PeaceAnarchy wrote:It's just that intuitively +/-9% means a predicted score of 75 will be between 66 and 84 only 70% of the time which doesn't seem all that accurate.
Indeed. However, I'm quite confident that there are very few other computerized recommendation systems that are more accurate than this. Relying on nothing but numbers (well... almost nothing but numbers) is inherently inaccurate. I use a Root Mean Squared Error (RMSE) to calculate the error, which means it puts more emphasis on outliers.
PeaceAnarchy wrote:One thing I should note is that removing correlation doesn't necessarily make the parameters independent and while what you're doing looks like a good approximation, something about it doesn't seem right to me, but it may just be that I'm not thinking this through again. Actually, the more I think about it I think it's a good approximation, just maybe not the best approach. If I have time I'll try to think about it and see if I can figure out what's bothering me.
Yeah, now that I think of it again, removing the correlations does indeed not imply that there are no dependencies left. You're completely right. I still think it's a decent approximation to replace my brute force method which was a little more accurate and more useful probably, but a 1000 times slower. I'd love to find a better algorithm though...

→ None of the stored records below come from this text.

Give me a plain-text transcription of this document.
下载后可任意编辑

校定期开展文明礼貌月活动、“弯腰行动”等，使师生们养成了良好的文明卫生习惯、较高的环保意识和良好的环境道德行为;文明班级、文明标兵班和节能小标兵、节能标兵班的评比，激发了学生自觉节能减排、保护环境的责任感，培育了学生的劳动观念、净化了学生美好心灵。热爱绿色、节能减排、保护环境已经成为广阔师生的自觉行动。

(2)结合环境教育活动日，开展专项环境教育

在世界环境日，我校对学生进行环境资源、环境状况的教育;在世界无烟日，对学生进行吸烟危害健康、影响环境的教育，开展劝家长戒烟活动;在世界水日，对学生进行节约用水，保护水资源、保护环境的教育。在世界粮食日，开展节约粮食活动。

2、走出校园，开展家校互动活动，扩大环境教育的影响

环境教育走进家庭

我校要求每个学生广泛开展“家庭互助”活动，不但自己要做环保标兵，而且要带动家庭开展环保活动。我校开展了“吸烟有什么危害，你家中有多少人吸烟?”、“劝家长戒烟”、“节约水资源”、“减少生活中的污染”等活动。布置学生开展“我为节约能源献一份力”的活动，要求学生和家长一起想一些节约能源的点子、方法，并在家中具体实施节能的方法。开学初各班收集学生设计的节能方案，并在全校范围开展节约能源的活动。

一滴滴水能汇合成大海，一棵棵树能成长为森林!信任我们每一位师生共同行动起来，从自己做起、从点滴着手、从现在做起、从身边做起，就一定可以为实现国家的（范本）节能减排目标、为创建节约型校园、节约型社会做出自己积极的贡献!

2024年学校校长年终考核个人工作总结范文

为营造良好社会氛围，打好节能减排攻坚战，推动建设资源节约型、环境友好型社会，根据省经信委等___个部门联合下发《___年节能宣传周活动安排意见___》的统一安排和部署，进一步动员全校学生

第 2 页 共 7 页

Quicky wrote:What does adding them involve? If it's just changing the links to point directly to the movies I'd be willing to do that when I have some time.
What I need are the codes that uniquely identify the movie on each of the three websites I use (criticker.com, imdb.com, boxofficemojo.com). For Criticker and IMDB these are numbers, for BoxOfficeMojo it's a string. The webpage I uploaded for you contains links that should almost point at the movies on the three websites. I don't really need the links, but I need the identifiers that uniquely define the links so that I can put them in my Excel database.
So for example, for the second movie of that list, this is what I would have to put in my Excel file:
- "0811106" (taken from http://www.imdb.com/title/tt0811106)
- "15423" (taken from http://www.criticker.com/?f=15423)
- "ten" (taken from http://boxofficemojo.com/movies/?id=ten.htm)
This is what it should preferably look like when you give me the list:
Code: Select all
0113820 5553 powerrangers
0193364 9329 -
0424774 3720 -
0367652 3729 deucebigalow2
0103923 8667 -
0373908 1419 honeymooners
0396592 1050 fatalbert
0105477 5576 stopormymomwillshoot
0308208 226 ecksvssever
0118615 122 anaconda
0140796 9256 airbud2